Project description:The renal vasculature is integral to the physiologic function of the kidneys in regulating hemodynamics of the body and maintaining organ health. The close inter-relationship of capillaries and the renal epithelium is key to renal physiology, but how renal tubules regulate capillary development remains unclear.
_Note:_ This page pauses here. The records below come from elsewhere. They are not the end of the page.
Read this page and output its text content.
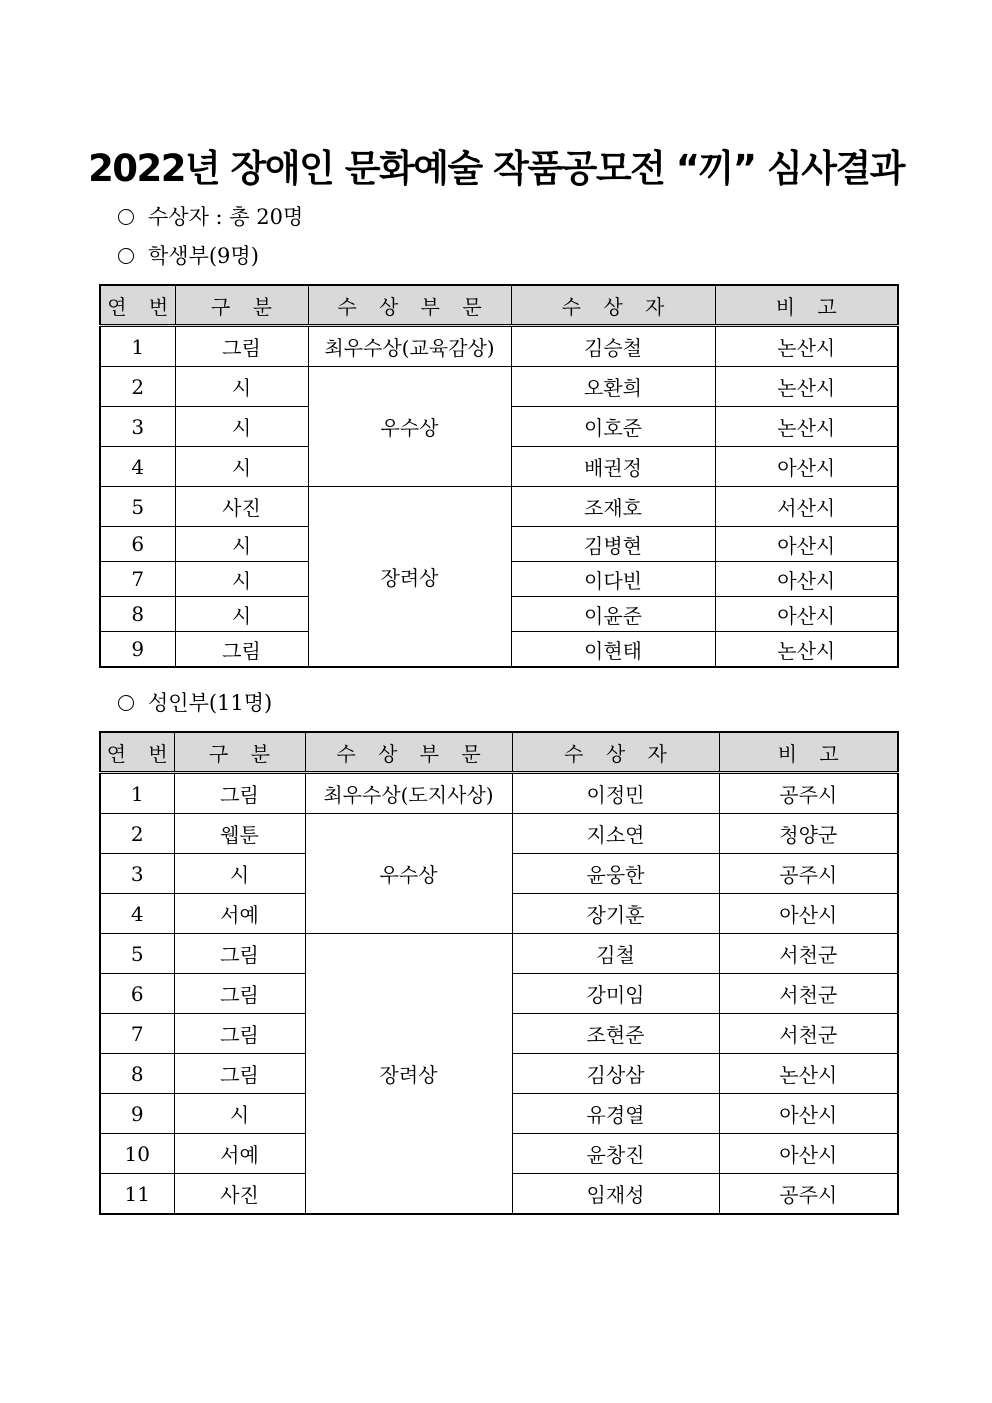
2022년 장애인 문화예술 작품공모전 “끼” 심사결과
수상자 : 총 20명
학생부(9명)
연 번	구 분	수 상 부 문	수 상 자	비 고
1	그림	최우수상(교육감상)	김승철	논산시
2	시	우수상	오환희	논산시
3	시		이호준	논산시
4	시		배권정	아산시
5	사진	장려상	조재호	서산시
6	시		김병현	아산시
7	시		이다빈	아산시
8	시		이윤준	아산시
9	그림		이현태	논산시
성인부(11명)
연 번	구 분	수 상 부 문	수 상 자	비 고
1	그림	최우수상(도지사상)	이정민	공주시
2	웹툰	우수상	지소연	청양군
3	시		윤웅한	공주시
4	서예		장기훈	아산시
5	그림	장려상	김철	서천군
6	그림		강미임	서천군
7	그림		조현준	서천군
8	그림		김상삼	논산시
9	시		유경열	아산시
10	서예		윤창진	아산시
11	사진		임재성	공주시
Our previous work showed that Wnt7b is expressed in the ureteric trunk epithelium and activates canonical Wnt signaling in the surrounding medullary interstitium, where the capillaries reside. In this study, we showed by immunofluorescence that the target interstitial cells of Wnt7b/canonical Wnt signaling are mural cells of periureteric bud capillaries in the nascent renal medulla of embryonic mice. Genetic ablation of Wnt7b enhanced the proliferation of Wnt7b target mural cells, an effect that associated with decreased expression of PDGFR? and p57kip2, a cyclin-dependent kinase inhibitor, in these cells. Furthermore, Wnt7b regulated lumen formation of the capillary endothelium in the renal medulla. In the absence of Wnt7b signaling, the periureteric bud medullary capillaries displayed narrower lumens lined with less flattened endothelial cells and a significantly increased presence of luminal endothelial cell-cell junctions, a transient configuration in the forming blood vessels in the controls. Moreover, the absence of Wnt7b led to greatly diminished levels of vascular endothelial (VE)-cadherin at the cell surface in these blood vessels. VE-cadherin is essential for blood vessel lumen formation; thus, Wnt7b may regulate lumen formation through modulation of VE-cadherin localization. Overall, these results indicate a novel role of Wnt7b signaling and the ureteric bud epithelium in renal medullary capillary development.